Sin Titulo by Cameron Stewart – Completed series

The 2010 winner of the Eisner Award (often thought of as the Oscars for comics) for “Best Digital Comic,” Sin Titulo is a surreal mystery in which a man (Alex Mackay) searches to understand a recurring dream that haunts him, as well as the mysterious life of his grandfather. The events that follow the death of Alex’s grandfather are a psychological journey that blur the lines between dreaming and reality and lead to the unraveling of everything that Alex knows. The comic spends lot of time establishing mood and character, but never becomes tedious. The calms and squall lines of the plot are expertly placed so that the quiet parts give you a chance to breathe and let the more exciting stuff set in.

The character development can seem contrived at times, but the complexity of plot, setting and the resulting mood more than make up for it.

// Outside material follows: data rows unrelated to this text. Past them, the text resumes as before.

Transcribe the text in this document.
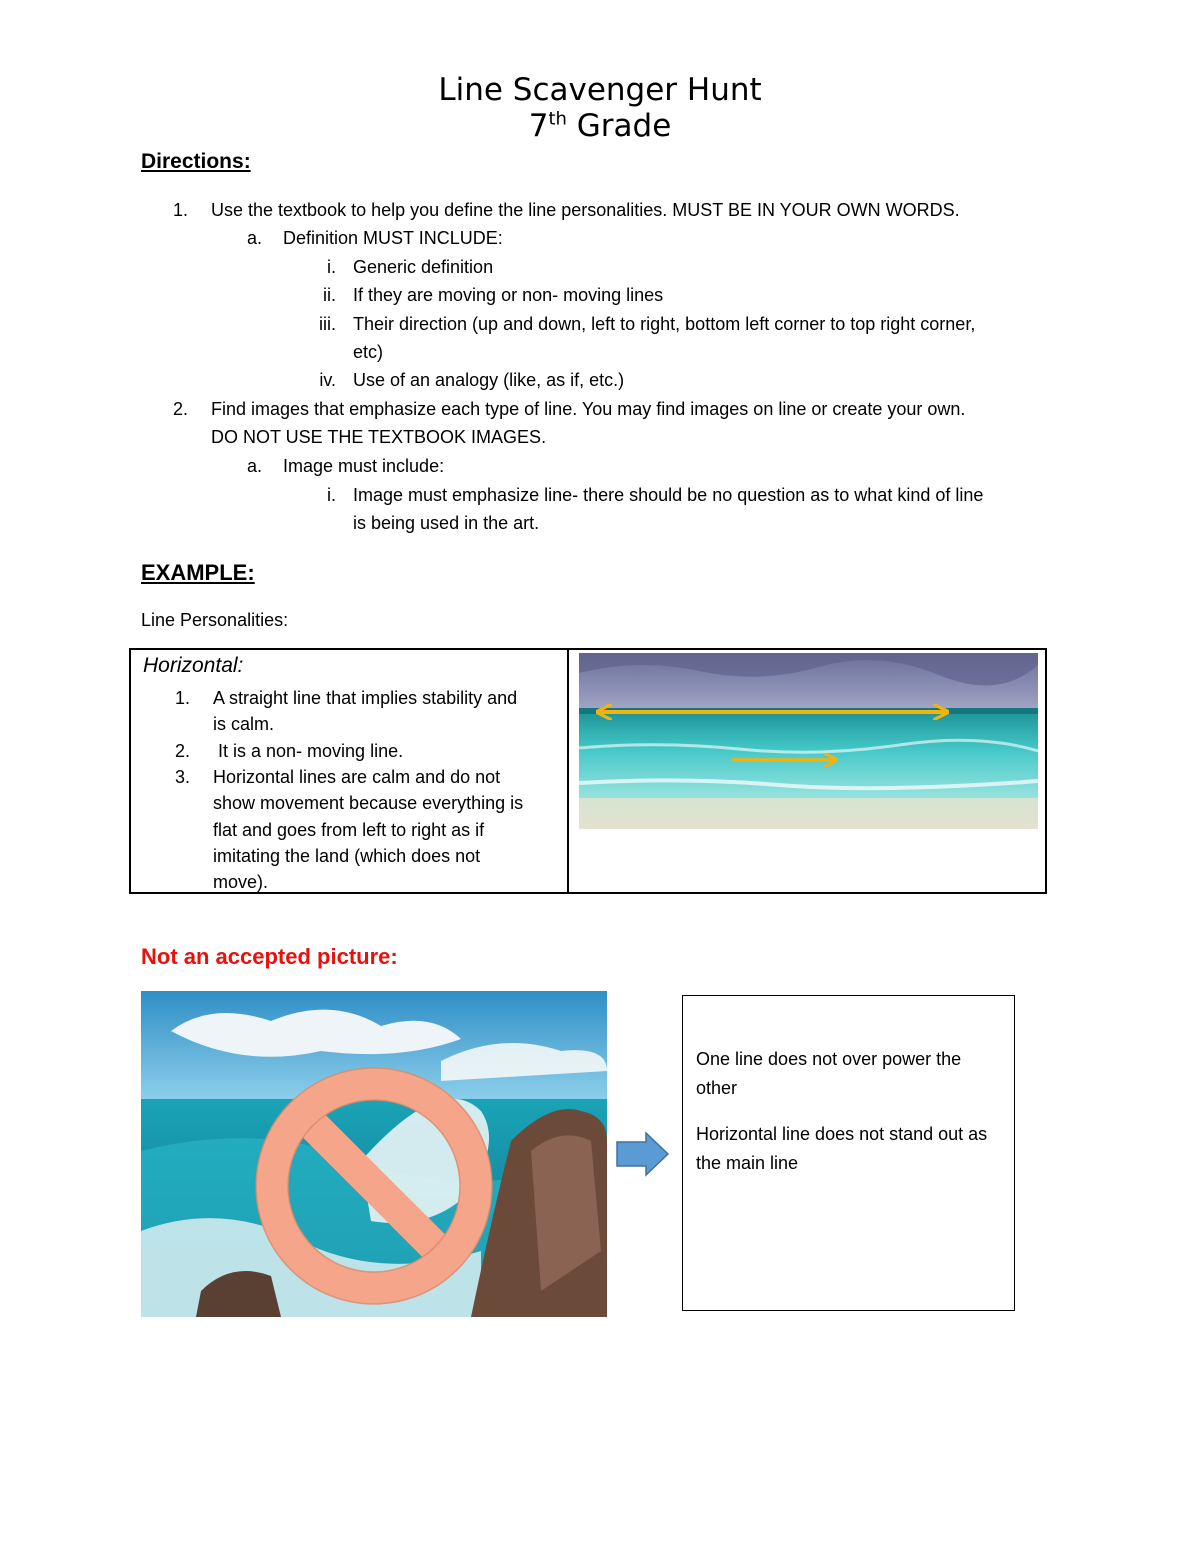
Line Scavenger Hunt
7th Grade
Directions:
1. Use the textbook to help you define the line personalities. MUST BE IN YOUR OWN WORDS.
a. Definition MUST INCLUDE:
i. Generic definition
ii. If they are moving or non- moving lines
iii. Their direction (up and down, left to right, bottom left corner to top right corner,
etc)
iv. Use of an analogy (like, as if, etc.)
2. Find images that emphasize each type of line. You may find images on line or create your own.
DO NOT USE THE TEXTBOOK IMAGES.
a. Image must include:
i. Image must emphasize line- there should be no question as to what kind of line
is being used in the art.
EXAMPLE:
Line Personalities:
Horizontal:
1. A straight line that implies stability and
is calm.
2. It is a non- moving line.
3. Horizontal lines are calm and do not
show movement because everything is
flat and goes from left to right as if
imitating the land (which does not
move).

Not an accepted picture:
One line does not over power the other
Horizontal line does not stand out as the main line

Prague Race by Petra Erika Nordlund – Ongoing series

​If you appreciate the kind of hand-drawn art in which you can see the care of every pencil mark, this is the comic for you. Prague Race follows three young adults: the outgoing Leona, the overly-anxious rich kid Colin and the kind-hearted Miko as they descend into an underworld of magical beings. The art style is an interesting combination of Disney energy and Tim Burton cute-creepiness. As opposed to The Property of Hate’s direct transport to another world, Prague Race is more of a slow burn when it comes to bringing in the strange world. This is one of those stories that you’re either going to hate or love depending on how you feel about the characters, as there is a great deal of focus on the dynamics between characters. Thankfully, I find the characters quirky and loveable, but it all depends on your taste.

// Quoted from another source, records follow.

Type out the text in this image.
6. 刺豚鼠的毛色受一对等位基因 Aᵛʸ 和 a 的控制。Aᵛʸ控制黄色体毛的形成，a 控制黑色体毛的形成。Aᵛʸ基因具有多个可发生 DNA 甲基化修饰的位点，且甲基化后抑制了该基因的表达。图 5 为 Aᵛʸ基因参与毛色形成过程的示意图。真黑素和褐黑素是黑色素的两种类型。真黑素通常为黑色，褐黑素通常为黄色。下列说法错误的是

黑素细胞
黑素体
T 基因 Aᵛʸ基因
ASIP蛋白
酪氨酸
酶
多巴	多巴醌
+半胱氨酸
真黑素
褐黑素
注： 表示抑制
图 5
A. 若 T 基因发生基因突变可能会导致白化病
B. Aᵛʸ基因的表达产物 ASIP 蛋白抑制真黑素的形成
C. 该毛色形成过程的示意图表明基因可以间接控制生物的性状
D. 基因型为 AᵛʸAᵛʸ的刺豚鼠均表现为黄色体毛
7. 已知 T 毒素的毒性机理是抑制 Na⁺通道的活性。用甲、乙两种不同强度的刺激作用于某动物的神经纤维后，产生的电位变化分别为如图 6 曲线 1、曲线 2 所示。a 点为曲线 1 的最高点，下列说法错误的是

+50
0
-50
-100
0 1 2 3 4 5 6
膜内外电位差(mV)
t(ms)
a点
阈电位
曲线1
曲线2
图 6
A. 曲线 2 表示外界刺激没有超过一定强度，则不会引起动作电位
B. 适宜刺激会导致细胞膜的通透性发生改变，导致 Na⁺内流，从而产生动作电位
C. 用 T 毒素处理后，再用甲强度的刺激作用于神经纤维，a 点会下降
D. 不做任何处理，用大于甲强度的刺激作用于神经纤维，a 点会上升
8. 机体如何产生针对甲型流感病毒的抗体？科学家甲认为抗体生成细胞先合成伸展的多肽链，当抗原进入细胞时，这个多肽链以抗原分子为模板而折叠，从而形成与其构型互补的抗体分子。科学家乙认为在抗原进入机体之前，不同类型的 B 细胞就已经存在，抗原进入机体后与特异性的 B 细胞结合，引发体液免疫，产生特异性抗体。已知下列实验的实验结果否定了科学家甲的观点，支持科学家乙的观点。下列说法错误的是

Ghost Blade by Wang Ling – Ongoing series

​For stunning digital art, look no further than Ghost Blade. This webcomic tells the story of the fall of a kingdom in a fantasy world and the contemptuous relationship and general spite between humans and supernatural angel-like beings. The lore of the story isn’t anything you haven’t seen before, but the art of the comic and the emotion conveyed through this art bring new life to a story you’ve heard several times before. My biggest issue with this comic (prepare for the nitpickiest of nitpicks) is the font. The font is more fitting for a chat session with your BFF than it is for a grand tale of a crumbling kingdom.

So, if you love fantastic artwork and epic story and you choose not to care about font (supposedly because you don’t have your priorities straight), then check out Ghost Blade.

Hark! A Vagrant by Kate Beaton – Ongoing strips

I originally got into Hark! A Vagrant because of the series of Macbeth parody strips a friend had showed me. Then I spent hours pressing the “Random” button on the website, endlessly entertained by everything Kate Beaton had to offer.

Her work mostly consists of short one to four panel strips that reference history, literature, and pop culture in general. Whether you love literary references or Top Gun references or just like laughter and joy in general, you’re bound to like Hark! A Vagrant. It may be the only non-series on the list but it’s bound to take up the majority of your time – it’s that great!.